Entretanto, nunca havia lido um diário, e muito menos
havia pretendido escrever um. Contudo, instigado por artigos do
professor Paulo Nunes, e também pelo saudoso José Maria Medeiros,
que foi secretário da Mesa da Assembleia Legislativa por largos
anos, por sua vez também influenciado pelo confrade Paulo Nunes,
resolvi ler os Diários Completos de Josué Montello, em dois grossos
volumes em papel Bíblia, e posso dizer que foi uma de minhas mais
agradáveis e proveitosas leituras. Josué fazia os seus registros
com todo esmero, mesmo os pequenos, como um cultor da língua
portuguesa, como um estilista depurado, em seu agradável estilo
machadiano.
Igualmente, com uma ou outra exceção, Humberto de
Campos colocou em suas notas diarísticas todo o seu talento e
cuidado de estilista. Sua linguagem é sempre escorreita, fluida,
agradável e de atraente conteúdo. Os dois diaristas contam fatos da
Academia Brasileira de Letras, a que ambos pertenceram. Em muitas
notas, comentam os seus afazeres e projetos literários e
jornalísticos. Muitas vezes, produzem uma leve crítica literária.
Contam fatos importantes de sua vida, bem como de alguns colegas e de
figuras históricas.
No Brasil, o gênero diário parece que nunca “pegou”.

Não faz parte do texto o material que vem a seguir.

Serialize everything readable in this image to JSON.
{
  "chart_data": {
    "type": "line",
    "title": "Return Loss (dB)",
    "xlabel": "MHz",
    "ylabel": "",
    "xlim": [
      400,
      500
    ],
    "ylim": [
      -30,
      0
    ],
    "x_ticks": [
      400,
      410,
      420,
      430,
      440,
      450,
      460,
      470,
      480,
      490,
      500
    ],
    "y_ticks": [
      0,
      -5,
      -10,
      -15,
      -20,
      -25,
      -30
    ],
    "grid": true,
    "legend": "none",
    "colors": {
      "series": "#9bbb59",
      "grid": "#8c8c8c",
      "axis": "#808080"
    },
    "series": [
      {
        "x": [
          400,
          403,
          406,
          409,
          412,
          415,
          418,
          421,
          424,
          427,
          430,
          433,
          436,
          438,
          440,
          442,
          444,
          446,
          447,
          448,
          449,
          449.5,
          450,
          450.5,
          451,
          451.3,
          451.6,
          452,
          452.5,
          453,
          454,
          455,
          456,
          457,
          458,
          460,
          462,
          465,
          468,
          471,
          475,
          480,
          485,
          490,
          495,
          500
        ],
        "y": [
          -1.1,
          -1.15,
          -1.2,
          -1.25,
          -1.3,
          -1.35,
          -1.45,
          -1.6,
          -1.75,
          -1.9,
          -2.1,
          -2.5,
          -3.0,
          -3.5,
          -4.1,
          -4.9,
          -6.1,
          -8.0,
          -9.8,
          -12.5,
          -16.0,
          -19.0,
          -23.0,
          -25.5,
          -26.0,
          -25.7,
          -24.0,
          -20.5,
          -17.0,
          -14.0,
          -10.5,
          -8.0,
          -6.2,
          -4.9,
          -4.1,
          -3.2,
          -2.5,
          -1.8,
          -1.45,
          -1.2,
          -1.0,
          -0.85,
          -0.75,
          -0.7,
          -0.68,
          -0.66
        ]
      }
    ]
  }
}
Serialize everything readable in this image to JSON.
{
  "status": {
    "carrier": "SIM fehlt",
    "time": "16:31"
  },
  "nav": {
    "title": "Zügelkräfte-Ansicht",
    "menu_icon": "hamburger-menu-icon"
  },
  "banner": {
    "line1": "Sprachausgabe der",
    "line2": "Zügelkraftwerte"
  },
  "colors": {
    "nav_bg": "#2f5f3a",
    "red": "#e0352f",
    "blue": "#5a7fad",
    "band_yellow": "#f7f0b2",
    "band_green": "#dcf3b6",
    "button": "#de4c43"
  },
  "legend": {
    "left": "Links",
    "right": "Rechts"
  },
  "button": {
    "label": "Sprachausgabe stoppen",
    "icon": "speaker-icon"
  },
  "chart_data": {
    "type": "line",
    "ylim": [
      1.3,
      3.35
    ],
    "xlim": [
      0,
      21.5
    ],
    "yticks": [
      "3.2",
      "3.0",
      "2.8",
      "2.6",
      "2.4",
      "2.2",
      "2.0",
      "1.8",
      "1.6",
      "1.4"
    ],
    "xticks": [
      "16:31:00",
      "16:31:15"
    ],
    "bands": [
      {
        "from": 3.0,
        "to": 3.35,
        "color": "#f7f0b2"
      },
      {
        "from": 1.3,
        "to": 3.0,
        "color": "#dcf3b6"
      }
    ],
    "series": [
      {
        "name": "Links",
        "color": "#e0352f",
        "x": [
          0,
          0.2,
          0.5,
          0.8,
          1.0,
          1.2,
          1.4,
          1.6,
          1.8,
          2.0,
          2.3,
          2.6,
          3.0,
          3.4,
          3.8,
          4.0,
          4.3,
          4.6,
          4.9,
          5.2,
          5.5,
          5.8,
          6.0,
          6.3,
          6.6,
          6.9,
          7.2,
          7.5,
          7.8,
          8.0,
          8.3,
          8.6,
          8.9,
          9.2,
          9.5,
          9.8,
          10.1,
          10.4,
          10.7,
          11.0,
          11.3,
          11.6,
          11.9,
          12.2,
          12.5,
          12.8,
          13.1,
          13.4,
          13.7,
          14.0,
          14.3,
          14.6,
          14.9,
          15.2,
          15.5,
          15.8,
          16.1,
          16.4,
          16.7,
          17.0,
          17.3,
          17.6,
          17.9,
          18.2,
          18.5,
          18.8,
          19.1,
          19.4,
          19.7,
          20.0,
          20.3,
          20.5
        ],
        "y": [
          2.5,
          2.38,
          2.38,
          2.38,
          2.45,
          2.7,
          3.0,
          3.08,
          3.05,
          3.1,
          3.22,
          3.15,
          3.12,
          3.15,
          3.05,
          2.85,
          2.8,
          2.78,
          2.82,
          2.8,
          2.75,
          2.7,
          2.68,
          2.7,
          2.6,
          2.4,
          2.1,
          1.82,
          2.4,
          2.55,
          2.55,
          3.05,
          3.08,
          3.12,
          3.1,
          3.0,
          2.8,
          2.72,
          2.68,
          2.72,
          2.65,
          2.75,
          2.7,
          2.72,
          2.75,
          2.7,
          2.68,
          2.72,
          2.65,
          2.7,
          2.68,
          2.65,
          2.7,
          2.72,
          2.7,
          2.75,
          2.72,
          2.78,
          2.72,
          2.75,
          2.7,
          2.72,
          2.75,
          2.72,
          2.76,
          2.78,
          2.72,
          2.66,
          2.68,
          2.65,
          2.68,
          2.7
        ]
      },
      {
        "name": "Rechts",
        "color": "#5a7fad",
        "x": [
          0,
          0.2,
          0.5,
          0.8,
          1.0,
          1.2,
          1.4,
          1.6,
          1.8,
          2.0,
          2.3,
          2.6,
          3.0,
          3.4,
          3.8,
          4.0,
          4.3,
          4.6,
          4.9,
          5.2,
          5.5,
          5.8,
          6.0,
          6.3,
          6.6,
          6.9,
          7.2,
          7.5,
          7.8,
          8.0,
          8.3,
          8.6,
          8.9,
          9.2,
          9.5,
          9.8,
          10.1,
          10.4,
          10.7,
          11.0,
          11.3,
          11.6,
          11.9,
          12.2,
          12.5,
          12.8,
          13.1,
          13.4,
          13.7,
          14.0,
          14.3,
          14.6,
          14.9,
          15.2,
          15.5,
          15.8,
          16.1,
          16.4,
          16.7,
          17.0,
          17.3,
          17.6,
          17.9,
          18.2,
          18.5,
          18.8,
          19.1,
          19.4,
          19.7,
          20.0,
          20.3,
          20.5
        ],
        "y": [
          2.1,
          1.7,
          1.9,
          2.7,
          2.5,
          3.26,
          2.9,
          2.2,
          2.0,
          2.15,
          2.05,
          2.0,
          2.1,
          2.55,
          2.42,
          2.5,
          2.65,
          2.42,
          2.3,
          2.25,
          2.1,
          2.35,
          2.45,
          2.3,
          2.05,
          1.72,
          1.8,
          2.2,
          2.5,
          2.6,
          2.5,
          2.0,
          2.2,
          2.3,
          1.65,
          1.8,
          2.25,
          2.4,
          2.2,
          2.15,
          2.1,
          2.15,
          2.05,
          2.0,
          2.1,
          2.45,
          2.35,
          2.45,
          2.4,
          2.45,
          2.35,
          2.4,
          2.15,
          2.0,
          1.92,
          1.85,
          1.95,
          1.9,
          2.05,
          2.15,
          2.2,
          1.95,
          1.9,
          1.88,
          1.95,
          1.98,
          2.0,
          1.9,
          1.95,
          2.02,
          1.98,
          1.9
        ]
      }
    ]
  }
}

Sempre foi pouco cultivado e pouco lido. Já memórias tiveram alguns
autores de importância, entre os quais avultam Joaquim Nabuco,
Graciliano Ramos, Gilberto Amado e Pedro Nava, todos de boa fatura
literária, tanto pelo estilo como pelo conteúdo. Eram autores que
tinham o que contar, e principalmente sabiam contar. Sempre nutri
certa preconceito ou prevenção contra diário, porque achava que
eles seriam um mero depósito de vaidades pessoais e de “abobrinhas”,
e desabafos sem importância literária e vazios de conteúdo. E em
muitos casos eles são apenas isso mesmo.
Ao ler os Diários Completos de Josué Montello,
contudo, percebi que esse gênero pode constituir-se em trabalho do
mais alto significado, pois pode conter crítica literária, resenha
de livros, comentários a fatos históricos, experiências de vida,
assim como podem abrigar excelentes narrativas anedóticas ou
trágicas, sendo que certos registros valem por verdadeiros contos ou
crônicas.
Tanto Montello como Humberto de Campos fazem referências
a notáveis diaristas, mestres da literatura universal. E os diários
de ambos são belos exemplos de esmerada literatura, que nos
“agarram”, assim como nos atrai e segura um bom conto ou um bom
romance, para não falar em um excelente poema.